Research Center 227 will work in coordination with North Korean hacking groups stationed abroad, using real-time intelligence to refine its cyber capabilities, the report added.

'Compromise and gather intelligence'

"Research Center 227 constitutes a significant enhancement of Pyongyang's cyber-warfare capabilities, integrating its capabilities for offensive cyber operations," geopolitical risk group SpecialEurasia wrote in a March report.

The think tank further warned that the initiative "significantly raises global cyber-crime concerns."

One of the most alarming aspects is the use of AI to "bypass sophisticated security controls, automate data exfiltration at scale, and conduct cyber operations more efficiently and at higher speeds," the report said.

North Korea is not alone in leveraging AI for cyber activities. Microsoft and OpenAI have reported that state-backed hacking groups from China, Russia and Iran are integrating AI into their operations.

A North Korean hacking group known as Emerald Sleet used AI-generated phishing emails that appeared to come from major academic institutions to "compromise and gather intelligence" from Western analysts of North Korea, Microsoft wrote in a blog post in February 2024.

Similarly, Google's Threat Intelligence Group found that North Korean hackers were using AI tools, including Google's Gemini, to draft fake cover letters and search for job postings -- a tactic linked to Pyongyang's ongoing efforts to embed IT operatives in Western companies.

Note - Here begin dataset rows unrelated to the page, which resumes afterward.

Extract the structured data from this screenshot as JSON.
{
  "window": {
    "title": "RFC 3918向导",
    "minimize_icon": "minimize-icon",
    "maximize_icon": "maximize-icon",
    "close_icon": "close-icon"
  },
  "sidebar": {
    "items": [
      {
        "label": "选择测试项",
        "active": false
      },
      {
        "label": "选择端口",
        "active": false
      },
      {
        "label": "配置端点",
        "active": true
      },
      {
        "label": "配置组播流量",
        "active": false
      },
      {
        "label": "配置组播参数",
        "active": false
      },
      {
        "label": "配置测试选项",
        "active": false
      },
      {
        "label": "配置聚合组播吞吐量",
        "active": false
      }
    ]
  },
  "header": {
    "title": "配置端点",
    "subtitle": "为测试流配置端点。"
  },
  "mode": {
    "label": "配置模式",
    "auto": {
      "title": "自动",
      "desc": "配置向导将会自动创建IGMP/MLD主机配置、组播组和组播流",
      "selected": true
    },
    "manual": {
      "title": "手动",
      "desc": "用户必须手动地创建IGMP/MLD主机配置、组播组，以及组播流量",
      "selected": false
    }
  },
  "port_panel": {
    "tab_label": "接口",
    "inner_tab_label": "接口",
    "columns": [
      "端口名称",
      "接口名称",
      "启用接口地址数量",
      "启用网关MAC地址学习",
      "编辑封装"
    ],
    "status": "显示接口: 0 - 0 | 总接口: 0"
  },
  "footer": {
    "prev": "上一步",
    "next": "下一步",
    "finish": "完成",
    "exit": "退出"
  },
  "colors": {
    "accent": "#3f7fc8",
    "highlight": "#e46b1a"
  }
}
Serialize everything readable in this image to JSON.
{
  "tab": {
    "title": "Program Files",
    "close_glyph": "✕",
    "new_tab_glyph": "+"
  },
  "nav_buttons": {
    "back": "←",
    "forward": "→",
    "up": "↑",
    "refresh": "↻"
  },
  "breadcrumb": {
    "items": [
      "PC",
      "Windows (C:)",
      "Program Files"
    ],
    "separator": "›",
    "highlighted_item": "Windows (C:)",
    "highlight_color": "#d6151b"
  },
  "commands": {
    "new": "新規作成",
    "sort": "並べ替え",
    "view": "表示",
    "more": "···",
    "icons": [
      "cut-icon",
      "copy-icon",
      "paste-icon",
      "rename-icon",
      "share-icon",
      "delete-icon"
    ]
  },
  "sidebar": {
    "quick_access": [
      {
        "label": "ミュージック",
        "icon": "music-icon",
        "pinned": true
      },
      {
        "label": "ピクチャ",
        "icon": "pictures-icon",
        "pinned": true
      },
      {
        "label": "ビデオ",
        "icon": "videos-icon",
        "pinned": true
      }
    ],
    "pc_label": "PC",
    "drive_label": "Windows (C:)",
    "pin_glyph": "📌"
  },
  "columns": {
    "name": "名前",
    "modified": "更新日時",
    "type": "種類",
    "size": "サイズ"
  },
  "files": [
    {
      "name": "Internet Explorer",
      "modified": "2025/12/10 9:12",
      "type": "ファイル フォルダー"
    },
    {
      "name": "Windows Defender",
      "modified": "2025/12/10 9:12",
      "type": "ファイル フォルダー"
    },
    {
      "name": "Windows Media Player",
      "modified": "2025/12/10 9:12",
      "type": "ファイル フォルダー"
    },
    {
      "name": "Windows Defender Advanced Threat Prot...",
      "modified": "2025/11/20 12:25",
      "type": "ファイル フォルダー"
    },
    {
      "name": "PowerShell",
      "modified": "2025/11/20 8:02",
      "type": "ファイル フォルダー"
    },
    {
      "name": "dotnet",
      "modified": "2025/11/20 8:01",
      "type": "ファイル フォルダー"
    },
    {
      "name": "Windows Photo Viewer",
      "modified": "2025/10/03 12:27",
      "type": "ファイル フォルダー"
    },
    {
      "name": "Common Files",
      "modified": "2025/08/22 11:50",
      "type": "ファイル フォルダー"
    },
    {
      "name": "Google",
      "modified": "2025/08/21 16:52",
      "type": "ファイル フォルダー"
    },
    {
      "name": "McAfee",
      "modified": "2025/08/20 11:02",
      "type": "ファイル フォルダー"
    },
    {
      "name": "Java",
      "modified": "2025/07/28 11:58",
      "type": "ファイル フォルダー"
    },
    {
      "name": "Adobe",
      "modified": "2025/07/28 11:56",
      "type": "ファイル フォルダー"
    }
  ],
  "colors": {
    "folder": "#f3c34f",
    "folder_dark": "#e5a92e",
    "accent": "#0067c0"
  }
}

Millions of cyberattacks daily

With North Korea facing a military stalemate on the Korean peninsula and economic sanctions, cyber warfare has become a low-cost, high-impact tool to generate revenue and bypass conventional military constraints, analysts say.

Hacking and cyber theft have been particularly effective in circumventing financial sanctions and securing funds for North Korea's missile and nuclear programs.

"Contrary to what one might expect from such a secluded nation, North Korea boasts a surprisingly strong technological base that reinforces its cyber capabilities," the Washington-based Committee for Human Rights in North Korea noted in 2023.

The scale of Pyongyang's cyber operations is staggering.

In 2023, South Korean public institutions were hit by about 1.62 million cyberattacks a day, with 80% attributed to North Korean actors, the Georgetown Journal of International Affairs reported last July.

North Korean hackers have been suspected of injecting malware into software supply chains and launching ransomware attacks that cripple company networks to extort payments.

Influence operations

In February, OpenAI announced that it had removed accounts from China and North Korea that had been using its AI models for malicious activities, including surveillance and influence operations, Reuters reported.

One operation involved generating fake news articles in Spanish that criticized the United States and placing them in mainstream Latin American media.

In another case, North Korean-linked actors used AI to generate fake resumes and online profiles to infiltrate Western tech firms as remote employees.

Despite these advancements, AI has yet to fundamentally change the landscape of cyber warfare, according to analysts.

"AI, so far, has not been a game changer for offensive actors," said Adam Segal, director of the Digital and Cyberspace Policy Program at the Council on Foreign Relations, in an interview with Voice of America published January 29.

"It speeds up some things. It gives foreign actors a better ability to craft phishing emails and find some code. But has it dramatically changed the game? No."

Google's Threat Intelligence Group came to a similar conclusion.

"While we do see threat actors using generative AI to perform common tasks like troubleshooting, research and content generation, we do not see indications of them developing novel capabilities," it said in a January 29 blog post.